Laut den Marktexperten von BBE Handelsberatung und Marketmedia24 habe die Branche Hoffnung auf Zuwachs. Denn das Marktszenario weise im günstigsten Fall bis 2020 einen Anstieg des Marktvolumens auf 1,98 Mrd. Euro aus.
Wie immer man die modernen Variationen der guten alten körperliche Betätigung an der frischen Luft auch nennen will: Outdoor liegt den Experten zufolge absolut im Trend. Seien es die rüstigen ’Silver Wanderer‘ oder die ’Extrem-Junkies‘ – für sie alle ist Outdoor in. Trotzdem stagnierten die Brutto-Erlöse in 2014 bei durchschnittlich 22 Euro pro Kopf und Jahr in Deutschland. Gründe und Hintergründe für diese Diskrepanz sowie Trends für den Markt beleuchten zwei Jahre nach Erscheinen der letzten Studie jetzt Marktanalytiker und Experten der Branche im neuen ’Markt:Monitor Outdoor‘.

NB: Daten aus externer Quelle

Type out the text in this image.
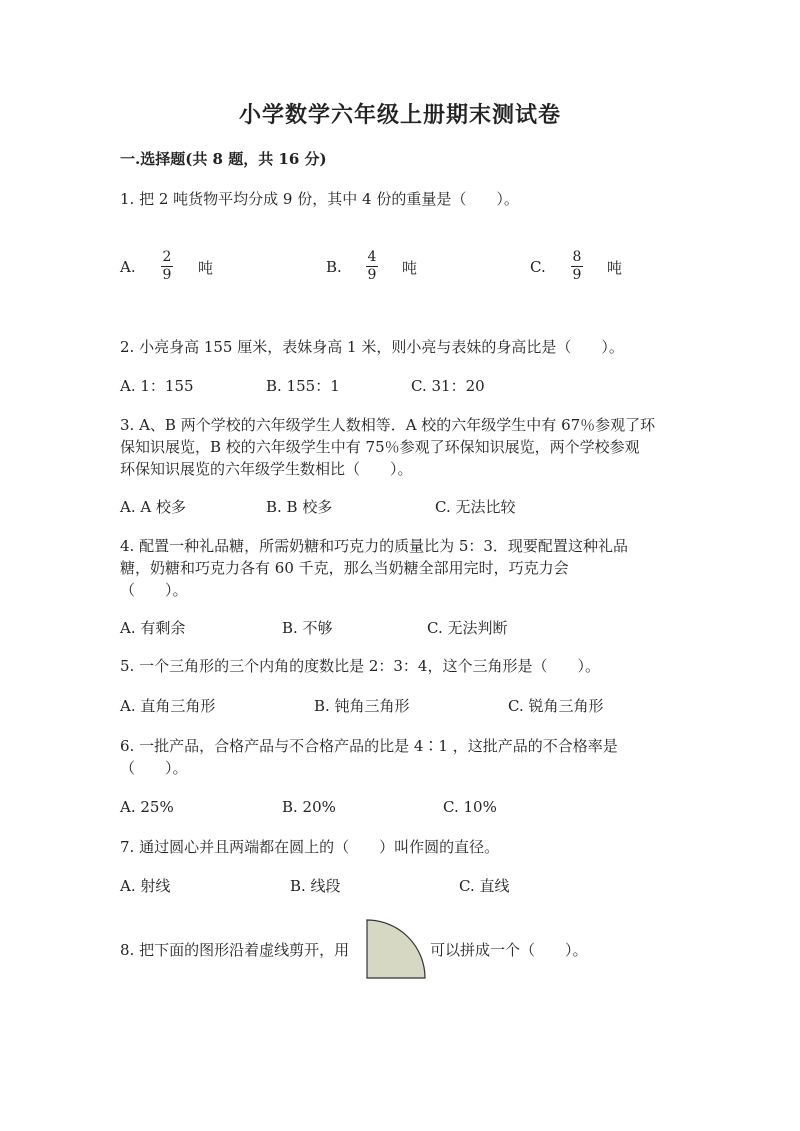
小学数学六年级上册期末测试卷
一.选择题(共 8 题，共 16 分)
1. 把 2 吨货物平均分成 9 份，其中 4 份的重量是（　　）。
A.
2
9 吨	B.
4
9 吨	C.
8
9 吨
2. 小亮身高 155 厘米，表妹身高 1 米，则小亮与表妹的身高比是（　　）。
A. 1：155	B. 155：1	C. 31：20
3. A、B 两个学校的六年级学生人数相等．A 校的六年级学生中有 67％参观了环
保知识展览，B 校的六年级学生中有 75％参观了环保知识展览，两个学校参观
环保知识展览的六年级学生数相比（　　）。
A. A 校多	B. B 校多	C. 无法比较
4. 配置一种礼品糖，所需奶糖和巧克力的质量比为 5：3．现要配置这种礼品
糖，奶糖和巧克力各有 60 千克，那么当奶糖全部用完时，巧克力会
（　　）。
A. 有剩余	B. 不够	C. 无法判断
5. 一个三角形的三个内角的度数比是 2：3：4，这个三角形是（　　）。
A. 直角三角形	B. 钝角三角形	C. 锐角三角形
6. 一批产品，合格产品与不合格产品的比是 4∶1 ，这批产品的不合格率是
（　　）。
A. 25%	B. 20%	C. 10%
7. 通过圆心并且两端都在圆上的（　　）叫作圆的直径。
A. 射线	B. 线段	C. 直线
8. 把下面的图形沿着虚线剪开，用	可以拼成一个（　　）。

Die Fakten, die das Marktgeschehen in den nächsten Jahren maßgeblich beeinflussen, diskutieren Marktkenner wie Jochen Schnell, Vorstand bei Intersport Deutschland. Er warnt davor, dass der schwache Euro die Branche zu Preissteigerungen zwingen kann. Stefan Rosenkranz, Geschäftsführer Oberalp Deutschland GmbH, erwartet neue Dynamik über digitale Produkt-Technologien, die in die Branche vordringen werden. Und Klaus Lehner, Geschäftsführer Bergzeit GmbH mahnt zur Vorsicht vor zu großer Multichannel-Euphorie, denn diese Strategie müsse man sich auch leisten können.
Fachhandel behauptet sich
Laut der Studie haben in den letzten acht Jahren außer dem Facheinzelhandel, der sich behaupten konnte, alle anderen Anbieterformate zugunsten des Online-Handels Marktanteile abgeben müssen. Durch die technischen Entwicklungen seien zum Beispiel Produkte viel leichter als bisher zu personalisieren, die Maßanfertigung könnte zum Normalfall werden.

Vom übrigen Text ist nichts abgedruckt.